The case was described in a study, “Early motor and pre-linguistic verbal development in Prader-Willi syndrome – A case report,” published in the journal Research in Developmental Disabilities.
Early childhood symptoms associated with Prader-Willi syndrome are fairly well-documented and include overeating (and subsequent obesity), delays in brain development, and insufficient production of growth hormones. Other manifestations associated with language, such as making unusual sounds, weak crying, and saying first words later than normal have also been reported.
However, there is still little information available on how infants with Prader-Willi syndrome develop in the first few months after they are born.
Austrian researchers reported a male infant who was referred to the hospital shortly after birth. The boy had muscle weakness and was having difficulty feeding.
He cried every once in a while in a low voice, and persistently showed insufficient feeding interest, which required intervention by placing a nasogastric tube for assisted feeding. These manifestations continued to worsen over time which, along with other physical features such as small forehead, narrow face, and undescended testicles, led to a suspicion that he might have Prader-Willi syndrome.
The diagnosis was confirmed by genetic testing when he was 24 days old, and researchers continued to monitor him closely to assess his motor and verbal development.
The infant’s muscle weakness persisted for some time. When he became more mobile, his movements were “peculiarly monotonous,” researchers noted. This kind of movement has been described in other developmental syndromes including Rett syndrome and Down syndrome, which is suggestive of impaired activity of some brain areas.
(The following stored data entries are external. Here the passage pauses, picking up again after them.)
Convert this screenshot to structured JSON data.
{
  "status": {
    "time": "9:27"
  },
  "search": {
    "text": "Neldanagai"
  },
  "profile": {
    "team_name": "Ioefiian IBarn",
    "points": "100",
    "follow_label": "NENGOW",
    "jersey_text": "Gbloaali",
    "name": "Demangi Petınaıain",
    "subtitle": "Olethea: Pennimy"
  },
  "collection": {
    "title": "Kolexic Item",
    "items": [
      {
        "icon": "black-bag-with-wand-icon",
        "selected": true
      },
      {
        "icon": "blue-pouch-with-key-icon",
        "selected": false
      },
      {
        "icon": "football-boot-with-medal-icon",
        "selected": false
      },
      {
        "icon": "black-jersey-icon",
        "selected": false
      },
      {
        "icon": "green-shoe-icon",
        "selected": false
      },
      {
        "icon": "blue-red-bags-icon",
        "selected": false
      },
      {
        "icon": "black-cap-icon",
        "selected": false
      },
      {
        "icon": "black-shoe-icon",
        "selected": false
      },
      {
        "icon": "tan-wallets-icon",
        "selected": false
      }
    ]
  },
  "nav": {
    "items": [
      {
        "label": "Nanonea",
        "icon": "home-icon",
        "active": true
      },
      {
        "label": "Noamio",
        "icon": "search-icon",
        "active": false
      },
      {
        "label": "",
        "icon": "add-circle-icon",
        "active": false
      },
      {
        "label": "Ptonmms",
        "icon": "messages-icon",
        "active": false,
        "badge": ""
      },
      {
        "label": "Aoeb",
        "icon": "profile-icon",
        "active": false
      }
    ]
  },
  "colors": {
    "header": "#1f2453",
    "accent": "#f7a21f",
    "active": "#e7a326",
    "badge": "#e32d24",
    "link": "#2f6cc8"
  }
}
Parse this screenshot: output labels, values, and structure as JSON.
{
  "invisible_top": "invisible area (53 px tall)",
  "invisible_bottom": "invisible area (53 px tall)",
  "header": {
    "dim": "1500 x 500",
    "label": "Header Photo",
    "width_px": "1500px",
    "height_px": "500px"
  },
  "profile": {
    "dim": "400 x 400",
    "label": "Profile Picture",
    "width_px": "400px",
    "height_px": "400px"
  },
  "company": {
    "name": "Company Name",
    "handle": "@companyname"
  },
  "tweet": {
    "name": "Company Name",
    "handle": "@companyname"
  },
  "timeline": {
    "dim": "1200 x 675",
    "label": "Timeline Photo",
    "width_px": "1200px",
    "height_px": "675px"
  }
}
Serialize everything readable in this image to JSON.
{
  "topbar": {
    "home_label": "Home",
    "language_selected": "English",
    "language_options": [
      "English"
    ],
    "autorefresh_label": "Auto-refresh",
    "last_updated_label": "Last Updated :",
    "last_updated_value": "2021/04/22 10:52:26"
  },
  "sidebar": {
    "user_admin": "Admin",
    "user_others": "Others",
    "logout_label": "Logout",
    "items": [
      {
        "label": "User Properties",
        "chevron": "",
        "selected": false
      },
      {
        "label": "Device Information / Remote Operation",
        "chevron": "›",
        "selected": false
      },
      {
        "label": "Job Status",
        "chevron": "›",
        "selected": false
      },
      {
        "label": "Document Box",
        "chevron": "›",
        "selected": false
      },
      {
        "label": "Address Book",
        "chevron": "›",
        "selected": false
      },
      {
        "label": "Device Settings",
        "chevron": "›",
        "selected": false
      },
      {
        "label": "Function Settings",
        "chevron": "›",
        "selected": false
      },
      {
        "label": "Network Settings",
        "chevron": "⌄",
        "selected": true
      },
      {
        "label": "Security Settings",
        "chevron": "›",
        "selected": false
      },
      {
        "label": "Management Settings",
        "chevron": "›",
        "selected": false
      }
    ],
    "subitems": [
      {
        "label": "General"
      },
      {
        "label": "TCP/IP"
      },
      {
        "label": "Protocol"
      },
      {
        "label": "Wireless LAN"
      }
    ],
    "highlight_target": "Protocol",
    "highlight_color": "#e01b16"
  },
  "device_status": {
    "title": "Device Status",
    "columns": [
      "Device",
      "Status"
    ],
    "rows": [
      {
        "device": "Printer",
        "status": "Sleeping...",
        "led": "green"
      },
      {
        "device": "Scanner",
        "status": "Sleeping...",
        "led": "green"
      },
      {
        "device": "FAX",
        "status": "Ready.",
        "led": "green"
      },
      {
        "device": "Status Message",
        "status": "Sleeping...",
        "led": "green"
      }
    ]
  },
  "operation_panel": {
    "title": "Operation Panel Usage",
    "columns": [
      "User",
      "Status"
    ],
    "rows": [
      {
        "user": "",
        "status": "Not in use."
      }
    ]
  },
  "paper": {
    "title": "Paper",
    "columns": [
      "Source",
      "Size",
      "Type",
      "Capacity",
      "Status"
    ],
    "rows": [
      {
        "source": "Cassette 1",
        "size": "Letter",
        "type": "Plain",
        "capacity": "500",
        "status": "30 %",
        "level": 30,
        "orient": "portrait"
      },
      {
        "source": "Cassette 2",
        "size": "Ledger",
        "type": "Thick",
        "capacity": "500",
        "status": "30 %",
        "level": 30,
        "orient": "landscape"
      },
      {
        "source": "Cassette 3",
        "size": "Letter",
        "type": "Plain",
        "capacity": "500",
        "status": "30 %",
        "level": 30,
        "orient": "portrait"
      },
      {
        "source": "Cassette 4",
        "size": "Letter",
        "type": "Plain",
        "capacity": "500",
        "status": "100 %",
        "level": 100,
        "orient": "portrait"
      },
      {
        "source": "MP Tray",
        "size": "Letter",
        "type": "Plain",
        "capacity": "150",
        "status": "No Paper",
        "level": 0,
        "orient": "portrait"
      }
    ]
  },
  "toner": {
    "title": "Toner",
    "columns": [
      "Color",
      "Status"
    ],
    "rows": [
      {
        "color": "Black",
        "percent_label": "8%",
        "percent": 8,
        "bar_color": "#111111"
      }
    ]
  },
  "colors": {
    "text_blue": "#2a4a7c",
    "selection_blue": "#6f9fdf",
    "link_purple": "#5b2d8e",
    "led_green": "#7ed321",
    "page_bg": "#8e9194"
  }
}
Researchers also reported that the boy had not started making “fidgety” movements at the age of 11 weeks, while commonly such movements typically start at 4 and 8 weeks and last until around 20 weeks. The boy started making fidgety movements when he was around 17 weeks and they lasted until 27 weeks, which represents a significant developmental delay.
By the age of 6 months, he was recorded making age-appropriate noises for a child between 3 and 8 months. Additionally, the team described his noises as being “partly monotonous and with a peculiar harmonic structure.” However, he still was unable to produce any of the more complicated sounds that are expected to start between 5-10 months. It’s not totally clear whether this is indicative of a true delay in verbal development, but the researchers think it likely is.
These findings highlight some of the changes observed in the early life of a child with Prader-Willi syndrome, and more studies are warranted to further validate them in a large population of patients affected by this rare disease.
“Our findings might shed some light upon early [disease-associated mechanisms] of Prader-Willi syndrome and show once more that the “how” outweighs the “if,” since the behavioral monotony was obvious before its lack of age-adequacy,” researchers concluded.